Initially intent on studying physics, Larson quickly determined that he was most interested in mechanical engineering and ocean engineering classes. As a sophomore, he took class 2.016 (Hydrodynamics), taught by Paul Sclavounos, professor of mechanical engineering and naval architecture. The class would end up shaping the rest of his academic career.

On the second day of teaching 2.016, Sclavounos told students about his experiences designing for the America’s Cup. Larson knew some of the sailors with whom Sclavounos had worked. The two struck up a conversation after class, marking the beginning of their collaboration.

“Professor Sclavounos was the most influential in encouraging me to continue studying ocean engineering and naval architecture,” recalls Larson. Sclavounos recognized Larson’s talent and passion, often taking time after class to explain theories that Larson hadn’t yet learned.

“He was by far the best student in the class and was eagerly sought after by other students to help them through the course,” adds Sclavounos. “It was immediately evident to me that he possessed an intelligence and maturity unusual for his age.”

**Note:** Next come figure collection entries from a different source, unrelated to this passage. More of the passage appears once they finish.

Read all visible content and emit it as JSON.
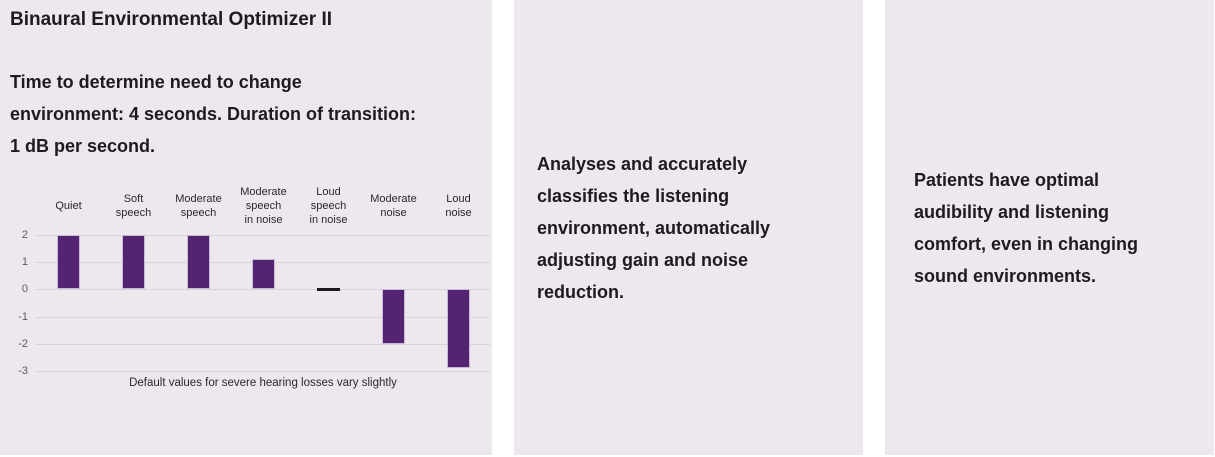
{
  "cards": [
    {
      "title": "Binaural Environmental Optimizer II",
      "body_lines": [
        "Time to determine need to change",
        "environment: 4 seconds. Duration of transition:",
        "1 dB per second."
      ]
    },
    {
      "body_lines": [
        "Analyses and accurately",
        "classifies the listening",
        "environment, automatically",
        "adjusting gain and noise",
        "reduction."
      ]
    },
    {
      "body_lines": [
        "Patients have optimal",
        "audibility and listening",
        "comfort, even in changing",
        "sound environments."
      ]
    }
  ],
  "chart_data": {
    "type": "bar",
    "categories": [
      "Quiet",
      "Soft speech",
      "Moderate speech",
      "Moderate speech in noise",
      "Loud speech in noise",
      "Moderate noise",
      "Loud noise"
    ],
    "category_lines": [
      [
        "Quiet"
      ],
      [
        "Soft",
        "speech"
      ],
      [
        "Moderate",
        "speech"
      ],
      [
        "Moderate",
        "speech",
        "in noise"
      ],
      [
        "Loud",
        "speech",
        "in noise"
      ],
      [
        "Moderate",
        "noise"
      ],
      [
        "Loud",
        "noise"
      ]
    ],
    "values": [
      2,
      2,
      2,
      1.1,
      0,
      -2,
      -2.9
    ],
    "yticks": [
      2,
      1,
      0,
      -1,
      -2,
      -3
    ],
    "ylim": [
      -3,
      2
    ],
    "title": "",
    "xlabel": "",
    "ylabel": "",
    "grid": true,
    "legend": false,
    "caption": "Default values for severe hearing losses vary slightly",
    "bar_color": "#522471",
    "zero_marker_color": "#1c1a1d"
  },
  "colors": {
    "page_bg": "#ffffff",
    "panel_bg": "#ece8ee",
    "text": "#1d1b1e",
    "grid_line": "#d7d3d9",
    "tick_text": "#5d5961"
  }
}
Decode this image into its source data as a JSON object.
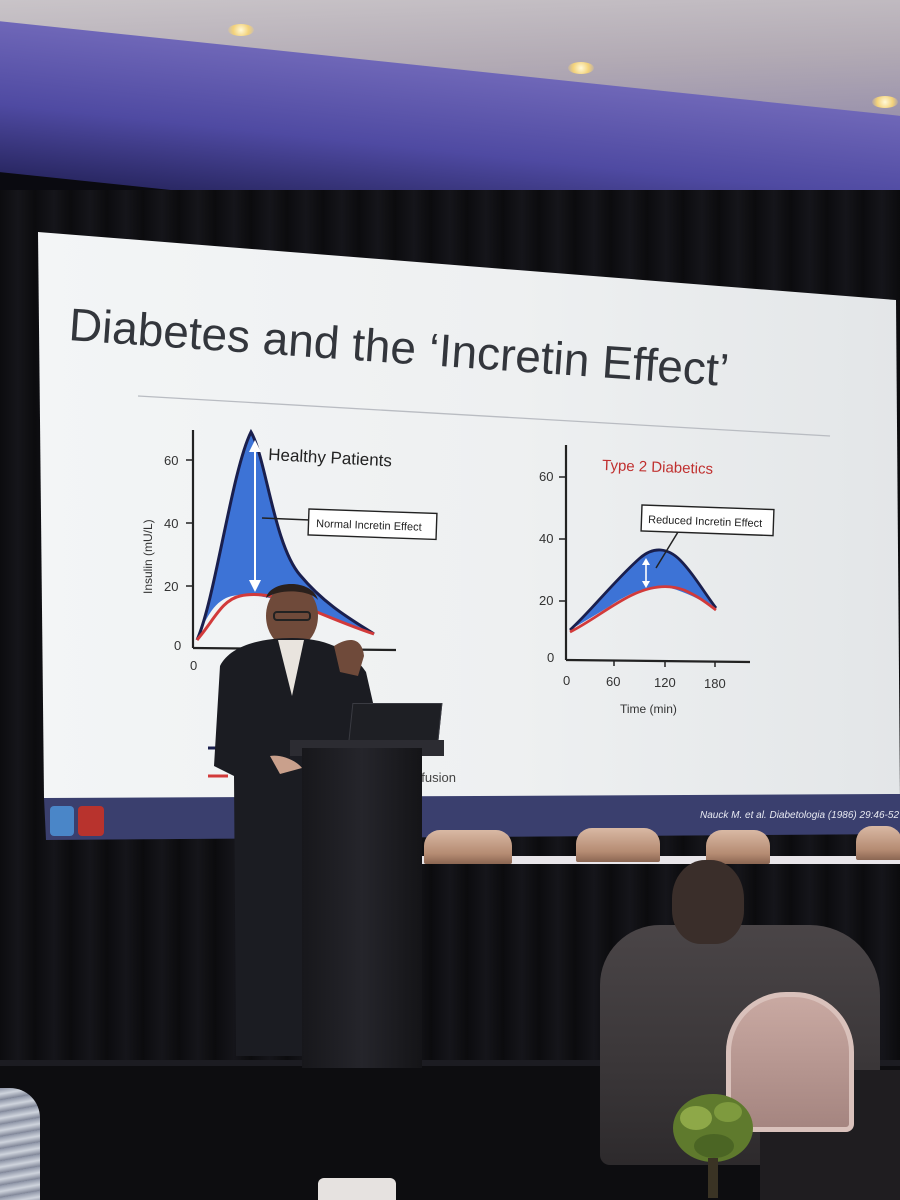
{
  "slide": {
    "title": "Diabetes and the ‘Incretin Effect’",
    "citation": "Nauck M. et al. Diabetologia (1986) 29:46-52",
    "legend_fragment": "nfusion"
  },
  "left_panel": {
    "title": "Healthy Patients",
    "ylabel": "Insulin (mU/L)",
    "yticks": [
      "0",
      "20",
      "40",
      "60"
    ],
    "xtick_visible": "0",
    "callout": "Normal Incretin Effect"
  },
  "right_panel": {
    "title": "Type 2 Diabetics",
    "xlabel": "Time (min)",
    "yticks": [
      "0",
      "20",
      "40",
      "60"
    ],
    "xticks": [
      "0",
      "60",
      "120",
      "180"
    ],
    "callout": "Reduced Incretin Effect"
  },
  "colors": {
    "oral_curve": "#1a1f4d",
    "iv_curve": "#d23a3a",
    "fill": "#3d73d6",
    "title_red": "#c0302f"
  }
}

After graduating with his bachelor’s degree in 2016, Larson enrolled in MIT’s graduate program for mechanical engineering and ocean engineering. The summer between his undergraduate and graduate studies, he went back to his native California for an internship with Morrelli and Melvin Design and Engineering.

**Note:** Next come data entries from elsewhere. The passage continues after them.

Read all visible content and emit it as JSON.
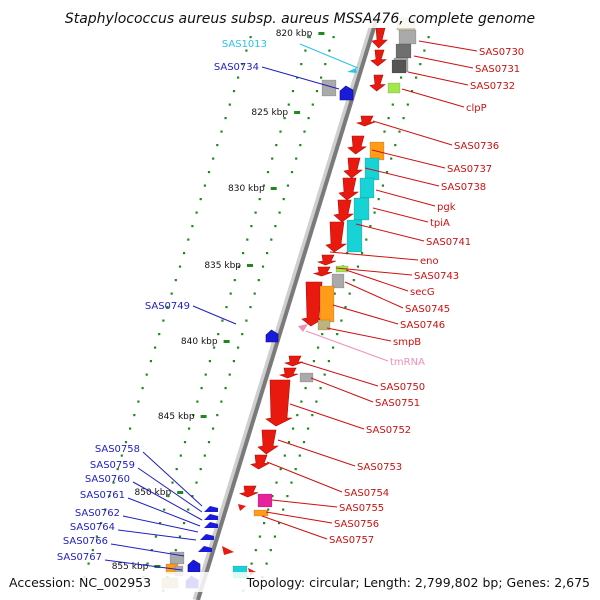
{
  "title": "Staphylococcus aureus subsp. aureus MSSA476, complete genome",
  "accession": "Accession: NC_002953",
  "topology": "Topology: circular; Length: 2,799,802 bp; Genes: 2,675",
  "colors": {
    "red": "#e8190f",
    "blue": "#1a1adb",
    "blue_label": "#1f1fc0",
    "red_label": "#cc1111",
    "cyan": "#29c4e8",
    "pink": "#f08fb8",
    "cyan_block": "#17d3d6",
    "orange": "#ff9c1a",
    "lime": "#a3e84a",
    "gray": "#aaaaaa",
    "dark_gray": "#6f6f6f",
    "magenta": "#e8229a",
    "tan": "#bfb37a",
    "tick": "#1e8a1e",
    "backbone": "#7a7a7a"
  },
  "kbp_ticks": [
    "820 kbp",
    "825 kbp",
    "830 kbp",
    "835 kbp",
    "840 kbp",
    "845 kbp",
    "850 kbp",
    "855 kbp"
  ],
  "features": [
    {
      "label": "SAS0730",
      "strand": "forward",
      "type": "gene"
    },
    {
      "label": "SAS0731",
      "strand": "forward",
      "type": "gene"
    },
    {
      "label": "SAS0732",
      "strand": "forward",
      "type": "gene"
    },
    {
      "label": "clpP",
      "strand": "forward",
      "type": "gene"
    },
    {
      "label": "SAS1013",
      "strand": "reverse",
      "type": "misc"
    },
    {
      "label": "SAS0734",
      "strand": "reverse",
      "type": "gene"
    },
    {
      "label": "SAS0736",
      "strand": "forward",
      "type": "gene"
    },
    {
      "label": "SAS0737",
      "strand": "forward",
      "type": "gene"
    },
    {
      "label": "SAS0738",
      "strand": "forward",
      "type": "gene"
    },
    {
      "label": "pgk",
      "strand": "forward",
      "type": "gene"
    },
    {
      "label": "tpiA",
      "strand": "forward",
      "type": "gene"
    },
    {
      "label": "SAS0741",
      "strand": "forward",
      "type": "gene"
    },
    {
      "label": "eno",
      "strand": "forward",
      "type": "gene"
    },
    {
      "label": "SAS0743",
      "strand": "forward",
      "type": "gene"
    },
    {
      "label": "secG",
      "strand": "forward",
      "type": "gene"
    },
    {
      "label": "SAS0745",
      "strand": "forward",
      "type": "gene"
    },
    {
      "label": "SAS0746",
      "strand": "forward",
      "type": "gene"
    },
    {
      "label": "smpB",
      "strand": "forward",
      "type": "gene"
    },
    {
      "label": "tmRNA",
      "strand": "forward",
      "type": "tmRNA"
    },
    {
      "label": "SAS0749",
      "strand": "reverse",
      "type": "gene"
    },
    {
      "label": "SAS0750",
      "strand": "forward",
      "type": "gene"
    },
    {
      "label": "SAS0751",
      "strand": "forward",
      "type": "gene"
    },
    {
      "label": "SAS0752",
      "strand": "forward",
      "type": "gene"
    },
    {
      "label": "SAS0753",
      "strand": "forward",
      "type": "gene"
    },
    {
      "label": "SAS0754",
      "strand": "forward",
      "type": "gene"
    },
    {
      "label": "SAS0755",
      "strand": "forward",
      "type": "gene"
    },
    {
      "label": "SAS0756",
      "strand": "forward",
      "type": "gene"
    },
    {
      "label": "SAS0757",
      "strand": "forward",
      "type": "gene"
    },
    {
      "label": "SAS0758",
      "strand": "reverse",
      "type": "gene"
    },
    {
      "label": "SAS0759",
      "strand": "reverse",
      "type": "gene"
    },
    {
      "label": "SAS0760",
      "strand": "reverse",
      "type": "gene"
    },
    {
      "label": "SAS0761",
      "strand": "reverse",
      "type": "gene"
    },
    {
      "label": "SAS0762",
      "strand": "reverse",
      "type": "gene"
    },
    {
      "label": "SAS0764",
      "strand": "reverse",
      "type": "gene"
    },
    {
      "label": "SAS0766",
      "strand": "reverse",
      "type": "gene"
    },
    {
      "label": "SAS0767",
      "strand": "reverse",
      "type": "gene"
    }
  ]
}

As an intern, Larson got to apply the concepts he learned as an undergrad — like controls, geometry optimization, and fluid mechanics — to real-world ship design. “That experience gave me a lot of practical insight into what the actual ship design process entails,” says Larson.

Back at MIT, Larson has spent his graduate studies working with Sclavounos on developing stochastic models for how ships interact with waves. While his work seems at times theoretical and abstract, it is grounded in a very practical problem: keeping ships safe in extreme weather.

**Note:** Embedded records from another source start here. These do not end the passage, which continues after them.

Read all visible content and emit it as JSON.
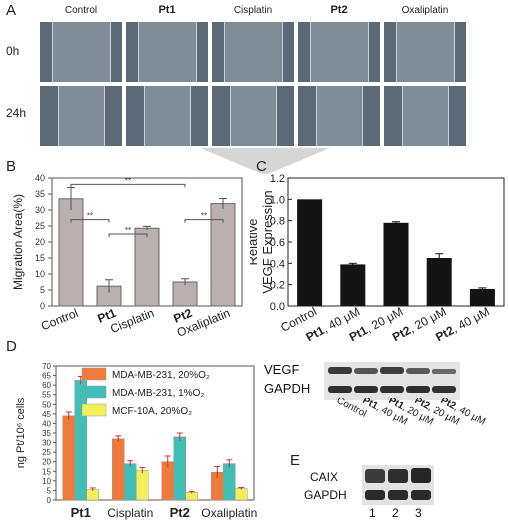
{
  "panel_letters": {
    "A": "A",
    "B": "B",
    "C": "C",
    "D": "D",
    "E": "E"
  },
  "panel_a": {
    "columns": [
      "Control",
      "Pt1",
      "Cisplatin",
      "Pt2",
      "Oxaliplatin"
    ],
    "rows": [
      "0h",
      "24h"
    ]
  },
  "panel_e": {
    "labels": [
      "CAIX",
      "GAPDH"
    ],
    "lanes": [
      "1",
      "2",
      "3"
    ]
  },
  "blot_c": {
    "labels": [
      "VEGF",
      "GAPDH"
    ],
    "lanes": [
      "Control",
      "Pt1, 40 μM",
      "Pt1, 20 μM",
      "Pt2, 20 μM",
      "Pt2, 40 μM"
    ]
  },
  "chart_data": [
    {
      "panel": "B",
      "type": "bar",
      "categories": [
        "Control",
        "Pt1",
        "Cisplatin",
        "Pt2",
        "Oxaliplatin"
      ],
      "values": [
        33.5,
        6.2,
        24.3,
        7.5,
        32.0
      ],
      "errors": [
        3.5,
        2.0,
        0.6,
        1.0,
        1.6
      ],
      "ylabel": "Migration Area(%)",
      "ylim": [
        0,
        40
      ],
      "yticks": [
        0,
        5,
        10,
        15,
        20,
        25,
        30,
        35,
        40
      ],
      "significance": [
        {
          "from": 0,
          "to": 1,
          "label": "**"
        },
        {
          "from": 1,
          "to": 2,
          "label": "**"
        },
        {
          "from": 0,
          "to": 3,
          "label": "**"
        },
        {
          "from": 3,
          "to": 4,
          "label": "**"
        }
      ],
      "colors": {
        "bar": "#b9b0b0",
        "edge": "#6b6464"
      }
    },
    {
      "panel": "C",
      "type": "bar",
      "categories": [
        "Control",
        "Pt1, 40 μM",
        "Pt1, 20 μM",
        "Pt2, 20 μM",
        "Pt2, 40 μM"
      ],
      "values": [
        1.0,
        0.39,
        0.78,
        0.45,
        0.16
      ],
      "errors": [
        0.0,
        0.01,
        0.01,
        0.04,
        0.01
      ],
      "ylabel": "Relative\nVEGF Expression",
      "ylim": [
        0,
        1.2
      ],
      "yticks": [
        "0.0",
        "0.2",
        "0.4",
        "0.6",
        "0.8",
        "1.0",
        "1.2"
      ],
      "colors": {
        "bar": "#141414"
      }
    },
    {
      "panel": "D",
      "type": "bar",
      "categories": [
        "Pt1",
        "Cisplatin",
        "Pt2",
        "Oxaliplatin"
      ],
      "ylabel": "ng Pt/10⁶ cells",
      "ylim": [
        0,
        70
      ],
      "yticks": [
        0,
        5,
        10,
        15,
        20,
        25,
        30,
        35,
        40,
        45,
        50,
        55,
        60,
        65,
        70
      ],
      "legend_position": "top-right",
      "series": [
        {
          "name": "MDA-MB-231, 20%O₂",
          "values": [
            44,
            32,
            20,
            14.5
          ],
          "errors": [
            2.0,
            1.5,
            3.0,
            3.0
          ],
          "color": "#f07a3a"
        },
        {
          "name": "MDA-MB-231, 1%O₂",
          "values": [
            62.5,
            19,
            33,
            19
          ],
          "errors": [
            2.0,
            1.5,
            2.0,
            2.0
          ],
          "color": "#3fbfb6"
        },
        {
          "name": "MCF-10A, 20%O₂",
          "values": [
            5.5,
            15.5,
            4.0,
            6.0
          ],
          "errors": [
            0.8,
            1.5,
            0.5,
            0.5
          ],
          "color": "#f2ef5a"
        }
      ]
    }
  ]
}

“What I’m doing is motivated by practical ship design and manufacturing,” explains Larson. “I’m working to create a framework that gets more accurate predictions for how ships behave in severe storms, and to get those predictions fast enough to use in iterative design.”

Current models have come a long way in enhancing our ability to predict how waves move in the ocean. But many existing models that predict how ships move in waves, while extremely powerful, are constrained to one or two degrees of freedom, or often used over-simplified hull geometries. Larson hopes to take those models to the next level.

“The key components of our method are that we can take any realistic ship geometry directly from a CAD program, put that geometry through our model that treats the full six degrees of freedom, and get predictions for how these ships will behave in waves,” explains Larson.

Understanding how these ships behave in rough water could have immediate industrial applications. In addition to helping sailors find the safest route for their vessels, the predictions could be used to someday facilitate interactive ship design.

“My long-term goal is to eventually create an interface that can be used by design and manufacturing engineers for iterative design and optimization of the next generation of ships,” says Larson.

When Larson needs a break from mathematical equations and modeling, he uses CAD to design boats. “My research is quite mathematical, so designing boats is my outlet for reconnecting with the experimental and practical work I loved doing as an undergrad,” he adds.

Whether it’s designing boats in his spare time, competitive sailing, umpiring collegiate races across New England, helping the MIT Sailing Pavilion design its next fleet of dinghies, or developing a model to predict how ships behave in choppy seas — Larson will continue to pursue the passion for sailing he developed in childhood.